# Odin 2 y/o male



## KristiM (Oct 18, 2011)

Would love a critique on my boy, I know the stacks aren't great. He is just over 2.

Thanks! Kristi.


----------



## lhczth (Apr 5, 2000)

OK withers though there is a nick (drop) behind the withers before going into the back. Good topline though the croup is rather short. Good angulation front and rear. Good pasterns. I would like to see a slightly tighter foot, but I like how think his pads are. Nice masculine head. Would like a bit better mask. His color looks much better in the first photo than the third. The latter makes him look very washed out and is also not complimentary of his structure.


----------



## KristiM (Oct 18, 2011)

Thanks for the critique!

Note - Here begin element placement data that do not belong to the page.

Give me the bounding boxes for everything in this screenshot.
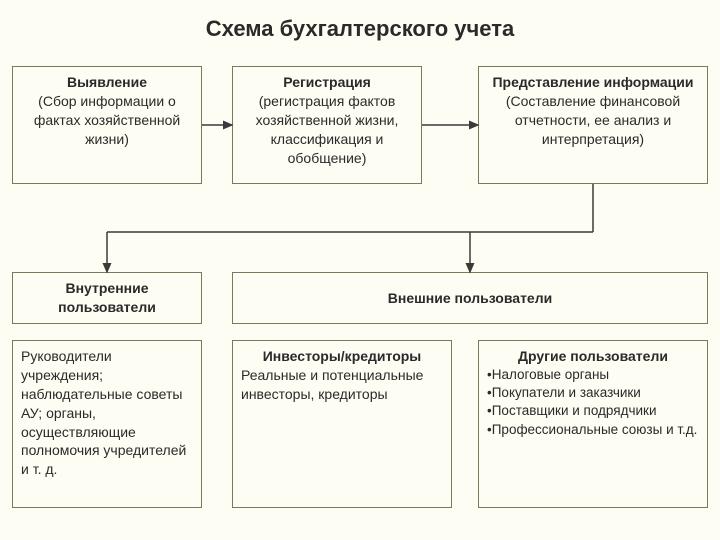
box-bullets: •Налоговые органы•Покупатели и заказчики…	[487, 366, 699, 439]
box-heading: Внутренние пользователи	[21, 279, 193, 317]
diagram-title: Схема бухгалтерского учета	[0, 0, 720, 54]
box-external-users: Внешние пользователи	[232, 272, 708, 324]
box-investors: Инвесторы/кредиторы Реальные и потенциал…	[232, 340, 452, 508]
box-heading: Внешние пользователи	[388, 289, 552, 308]
box-heading: Другие пользователи	[487, 347, 699, 366]
box-identification: Выявление (Сбор информации о фактах хозя…	[12, 66, 202, 184]
box-body: (регистрация фактов хозяйственной жизни,…	[241, 92, 413, 168]
box-heading: Выявление	[21, 73, 193, 92]
box-body: (Составление финансовой отчетности, ее а…	[487, 92, 699, 149]
box-heading: Регистрация	[241, 73, 413, 92]
box-registration: Регистрация (регистрация фактов хозяйств…	[232, 66, 422, 184]
box-managers: Руководители учреждения; наблюдательные …	[12, 340, 202, 508]
box-body: Реальные и потенциальные инвесторы, кред…	[241, 366, 443, 404]
box-heading: Представление информации	[487, 73, 699, 92]
box-internal-users: Внутренние пользователи	[12, 272, 202, 324]
box-presentation: Представление информации (Составление фи…	[478, 66, 708, 184]
box-body: Руководители учреждения; наблюдательные …	[21, 347, 193, 479]
box-heading: Инвесторы/кредиторы	[241, 347, 443, 366]
box-other-users: Другие пользователи •Налоговые органы•По…	[478, 340, 708, 508]
box-body: (Сбор информации о фактах хозяйственной …	[21, 92, 193, 149]
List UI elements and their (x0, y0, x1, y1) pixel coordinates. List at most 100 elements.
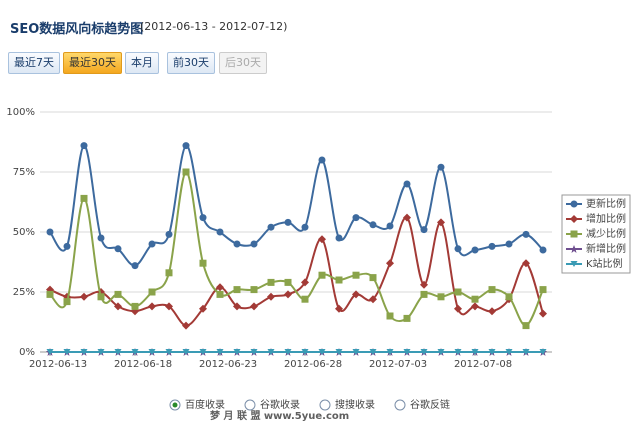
point (454, 304, 462, 313)
point (488, 307, 496, 316)
point (335, 276, 343, 284)
x-tick-label: 2012-06-23 (199, 359, 257, 370)
point (318, 156, 326, 164)
point (403, 180, 411, 188)
range-button[interactable]: 最近30天 (63, 52, 122, 74)
point (216, 349, 224, 355)
radio-label[interactable]: 搜搜收录 (335, 398, 375, 411)
series-line (49, 216, 544, 327)
point (437, 293, 445, 301)
point (114, 245, 122, 253)
point (182, 142, 190, 150)
point (80, 292, 88, 301)
point (335, 234, 343, 242)
point (335, 349, 343, 355)
point (46, 349, 54, 355)
legend-marker (570, 261, 578, 267)
point (403, 314, 411, 322)
point (301, 295, 309, 303)
radio-label[interactable]: 谷歌收录 (260, 398, 300, 411)
point (386, 259, 394, 268)
x-tick-label: 2012-07-03 (369, 359, 427, 370)
radio-label[interactable]: 百度收录 (185, 398, 225, 411)
range-button[interactable]: 最近7天 (8, 52, 60, 74)
legend-marker (570, 245, 578, 253)
point (148, 302, 156, 311)
point (284, 349, 292, 355)
point (199, 304, 207, 313)
point (80, 194, 88, 202)
range-button: 后30天 (219, 52, 267, 74)
point (369, 295, 377, 304)
point (165, 302, 173, 311)
legend-label: 增加比例 (586, 212, 626, 225)
watermark: 梦 月 联 盟 www.5yue.com (210, 409, 349, 422)
point (522, 349, 530, 355)
point (505, 349, 513, 355)
point (539, 309, 547, 318)
page-subtitle: (2012-06-13 - 2012-07-12) (140, 20, 288, 33)
y-tick-label: 50% (13, 227, 35, 238)
point (267, 292, 275, 301)
point (199, 259, 207, 267)
point (301, 349, 309, 355)
point (165, 269, 173, 277)
range-button[interactable]: 前30天 (167, 52, 215, 74)
point (454, 349, 462, 355)
point (437, 163, 445, 171)
x-tick-label: 2012-06-18 (114, 359, 172, 370)
point (403, 349, 411, 355)
point (80, 142, 88, 150)
point (165, 349, 173, 355)
point (386, 222, 394, 230)
point (284, 278, 292, 286)
legend-marker (570, 200, 578, 208)
radio[interactable] (319, 399, 331, 411)
legend-marker (570, 215, 578, 223)
point (63, 349, 71, 355)
point (250, 349, 258, 355)
series-line (49, 144, 544, 267)
x-tick-label: 2012-06-13 (29, 359, 87, 370)
point (488, 349, 496, 355)
point (420, 226, 428, 234)
point (114, 349, 122, 355)
point (284, 218, 292, 226)
point (437, 349, 445, 355)
radio[interactable] (394, 399, 406, 411)
point (216, 290, 224, 298)
point (471, 246, 479, 254)
point (539, 286, 547, 294)
series-line (49, 170, 544, 327)
legend-label: 新增比例 (586, 242, 626, 255)
point (352, 214, 360, 222)
range-button[interactable]: 本月 (125, 52, 159, 74)
point (369, 349, 377, 355)
point (318, 349, 326, 355)
point (454, 288, 462, 296)
point (284, 290, 292, 299)
point (250, 302, 258, 311)
radio-label[interactable]: 谷歌反链 (410, 398, 450, 411)
point (114, 290, 122, 298)
point (233, 286, 241, 294)
point (114, 302, 122, 311)
point (471, 302, 479, 311)
point (97, 349, 105, 355)
point (148, 349, 156, 355)
radio-dot (172, 402, 178, 408)
point (131, 262, 139, 270)
point (488, 286, 496, 294)
radio[interactable] (244, 399, 256, 411)
point (97, 293, 105, 301)
point (250, 286, 258, 294)
point (148, 288, 156, 296)
point (46, 228, 54, 236)
point (233, 349, 241, 355)
point (63, 242, 71, 250)
point (386, 312, 394, 320)
point (539, 246, 547, 254)
point (471, 295, 479, 303)
point (420, 280, 428, 289)
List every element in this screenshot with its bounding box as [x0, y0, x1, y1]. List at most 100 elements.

The main reason I posted him on here was to see what people thought of his pasterns. I just brought him to see a rehab specialist vet for a pulled tricep and she said that his pasterns were VERY weak and he should be doing as little jumping as possible. She said that he should be wearing braces for any jumping or hard exercise. I didnt think they were that bad and wanted to see what other people thought as well.


----------



## PaddyD (Jul 22, 2010)

Interesting dip behind the withers, looks like he might have had a harness on or something to press his coat down. Looks to be a little east-west. I don't see the angulation but I will defer to the Admin. Nice looking boy. The angle of his pasterns looks fine but I am NO expert.


----------